The token infrastructure platform Hedgey Finance has had two simultaneous hacks that have cost it $44.7 million in lost revenue. An X post from on-chain security company Cyvers on April 19 states that Hedgey was the victim of an exploit on the Arbitrum network valued around $42.8 million Arbitrum (ARB) tokens.A portion of the money has already been placed by the attacker on the Bybit cryptocurrency exchange.
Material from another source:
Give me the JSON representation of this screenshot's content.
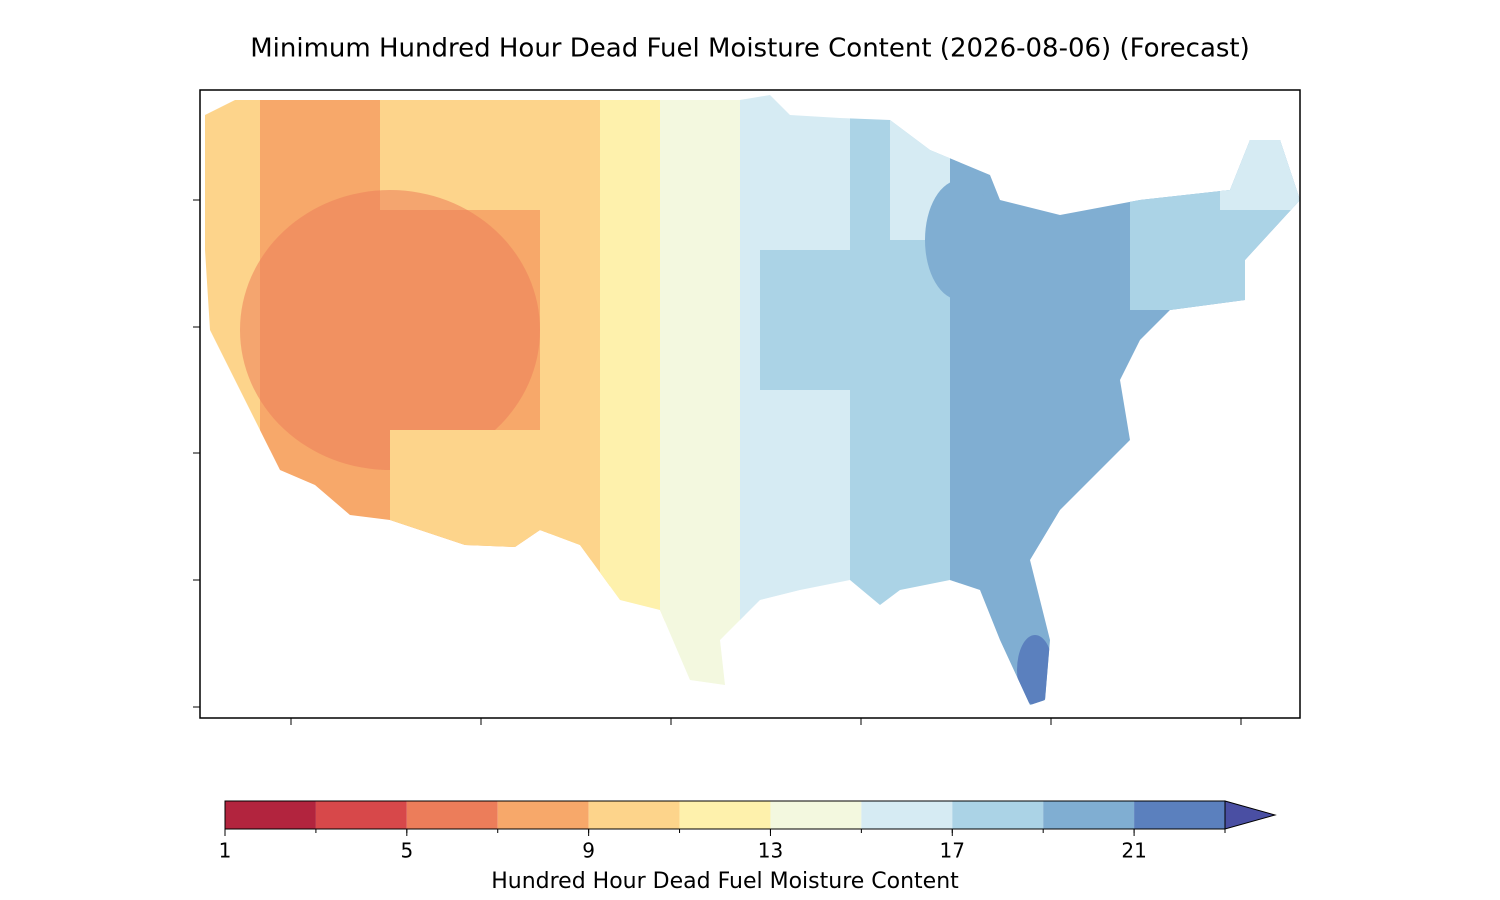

According to an X notice by Cyvers, the Hedgey protocol was previously compromised for a total of $1.9 million in cryptocurrency on the Ethereum network.
Hedgey protocol confirmed the exploit, adding that it is actively working with auditors to understand the vulnerability behind the potentially ongoing attack. It said in an April 19 X post:
“We’re investigating an attack on the Hedgey Token Claim Contract. If you have created active claims, please cancel them using the “End Token Claim” button…”
Soon after Hedgey acknowledged the exploit, fake accounts pretending to be the protocol began posing under the thread links that could be harmful and advising users to cancel their approvals of smart contracts or request a refund. These links pointed to dubious websites that had nothing to do with the Hedgey protocol.The widely anticipated Bitcoin halving, which is scheduled to cut block issuance incentives in half, happened hours before the attack.
According to the Hack3d report from on-chain security company CertiK, there were 223 hacks and exploits in the first quarter of 2024, totaling over $502 million in stolen digital assets.In comparison, the first quarter of 2023 saw a total of $326 million in funds stolen, a 54% increase.Hackers made almost $193 million in cryptocurrency in 78 on-chain incidents in January, making it the most profitable month for them.
In line with prior quarters, compromised private keys continued to be the most common attack vector, resulting in 26 occurrences totaling over $239 million lost.Only 11.7% of security issues are caused by compromised private key exploits, according to CertiK.Positively, the Munchables security mishap was mostly responsible for the over $77.9 million in stolen monies that were eventually restored in the first quarter.In 2023, the North Korean Lazarus Group was responsible for 17% of the $1.8 billion lost to cryptocurrency hacking and scammers, according to a report released by Immunefi on December 28.